Image: U.N. Security Council members.
Karel Prinsloo  /  AP
The U.N. Security Council witnesses the signing of an agreement between Sudanese government and rebel officials to end the 21-year civil war in Sudan, at a special meeting in Nairobi, Kenya, on Friday.
updated 11/19/2004 9:25:54 AM ET 2004-11-19T14:25:54

Sudanese government and rebel officials signed an agreement Friday to end the 21-year civil war in southern Sudan by the end of the year.

The signing came at a special meeting of the U.N. Security Council in Africa.

Sudanese Vice President Ali Osman Taha and southern rebel leader John Garang, the main negotiators for the two sides, made a similar pledge last year that never came to fruition.

The Security Council, meanwhile, was considering a draft resolution on Sudan to conclude its meeting in the Kenyan capital — a rare appearance outside of New York intended to focus attention on two wars that have left millions of people dead or homeless.

Annan calls for 'strongest warning'
U.N. Secretary-General Kofi Annan has urged the council to issue “the strongest warning” to all forces fighting in Sudan, saying that ending the war in south would also help halt a humanitarian catastrophe in Sudan’s western Darfur region.

The southern war has pitted Sudan’s Islamic government against rebels seeking greater autonomy and a greater share of the country’s wealth for the largely Christian and animist south. The conflict has left more than 2 million people dead, largely through war-induced hunger and disease.

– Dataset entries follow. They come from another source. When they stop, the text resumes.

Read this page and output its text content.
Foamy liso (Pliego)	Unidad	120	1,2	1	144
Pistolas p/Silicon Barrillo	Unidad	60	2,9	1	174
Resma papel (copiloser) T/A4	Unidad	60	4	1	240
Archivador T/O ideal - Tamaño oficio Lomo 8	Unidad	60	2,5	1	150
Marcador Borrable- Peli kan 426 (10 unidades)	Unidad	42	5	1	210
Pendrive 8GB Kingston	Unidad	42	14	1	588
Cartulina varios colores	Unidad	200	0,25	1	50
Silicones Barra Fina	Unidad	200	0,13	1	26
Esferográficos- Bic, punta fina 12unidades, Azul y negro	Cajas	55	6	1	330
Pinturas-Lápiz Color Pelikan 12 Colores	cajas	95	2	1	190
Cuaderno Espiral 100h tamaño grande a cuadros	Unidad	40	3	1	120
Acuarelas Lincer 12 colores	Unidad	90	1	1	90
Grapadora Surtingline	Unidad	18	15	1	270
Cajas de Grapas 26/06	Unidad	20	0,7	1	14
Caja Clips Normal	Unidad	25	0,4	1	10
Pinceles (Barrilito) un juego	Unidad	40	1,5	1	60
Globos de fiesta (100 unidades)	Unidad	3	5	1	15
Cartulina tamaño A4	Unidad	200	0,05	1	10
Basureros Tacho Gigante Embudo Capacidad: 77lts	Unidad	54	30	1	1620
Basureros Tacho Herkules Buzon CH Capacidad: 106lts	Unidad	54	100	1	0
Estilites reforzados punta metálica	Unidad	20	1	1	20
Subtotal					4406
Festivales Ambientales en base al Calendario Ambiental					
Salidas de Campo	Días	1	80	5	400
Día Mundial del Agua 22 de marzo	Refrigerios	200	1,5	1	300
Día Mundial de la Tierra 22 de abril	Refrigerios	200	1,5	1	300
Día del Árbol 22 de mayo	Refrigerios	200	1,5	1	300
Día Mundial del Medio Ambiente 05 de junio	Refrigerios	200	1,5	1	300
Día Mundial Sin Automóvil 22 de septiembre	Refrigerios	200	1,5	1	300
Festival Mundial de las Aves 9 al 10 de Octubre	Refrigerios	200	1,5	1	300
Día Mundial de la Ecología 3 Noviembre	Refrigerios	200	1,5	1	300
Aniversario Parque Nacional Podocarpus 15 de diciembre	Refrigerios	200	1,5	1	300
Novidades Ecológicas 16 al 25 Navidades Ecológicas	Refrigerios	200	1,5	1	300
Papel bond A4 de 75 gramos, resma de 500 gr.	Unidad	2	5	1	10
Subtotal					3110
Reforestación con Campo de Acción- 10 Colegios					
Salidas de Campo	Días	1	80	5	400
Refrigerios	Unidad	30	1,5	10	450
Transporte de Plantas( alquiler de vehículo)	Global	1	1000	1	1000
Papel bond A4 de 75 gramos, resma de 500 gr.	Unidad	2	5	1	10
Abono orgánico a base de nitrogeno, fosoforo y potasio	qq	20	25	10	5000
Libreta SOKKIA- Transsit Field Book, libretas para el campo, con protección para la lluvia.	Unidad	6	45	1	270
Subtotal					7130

The Darfur conflict started in February 2003, when the government tried to crush two non-Arab African rebel groups who took up arms to fight for more power and resources. The government responded by backing Arab militias, who are accused of targeting civilians in a campaign of murder, rape and arson.

The Bush administration believes the militias have committed genocide, U.S. Ambassador to the United Nations John Danforth said. The conflict has driven 1.8 million people from their homes, and at least 70,000 people, mostly civilians, have died since March.

The meeting in the Kenyan capital, Nairobi, is only the fourth time the council has met outside its New York headquarters since 1952.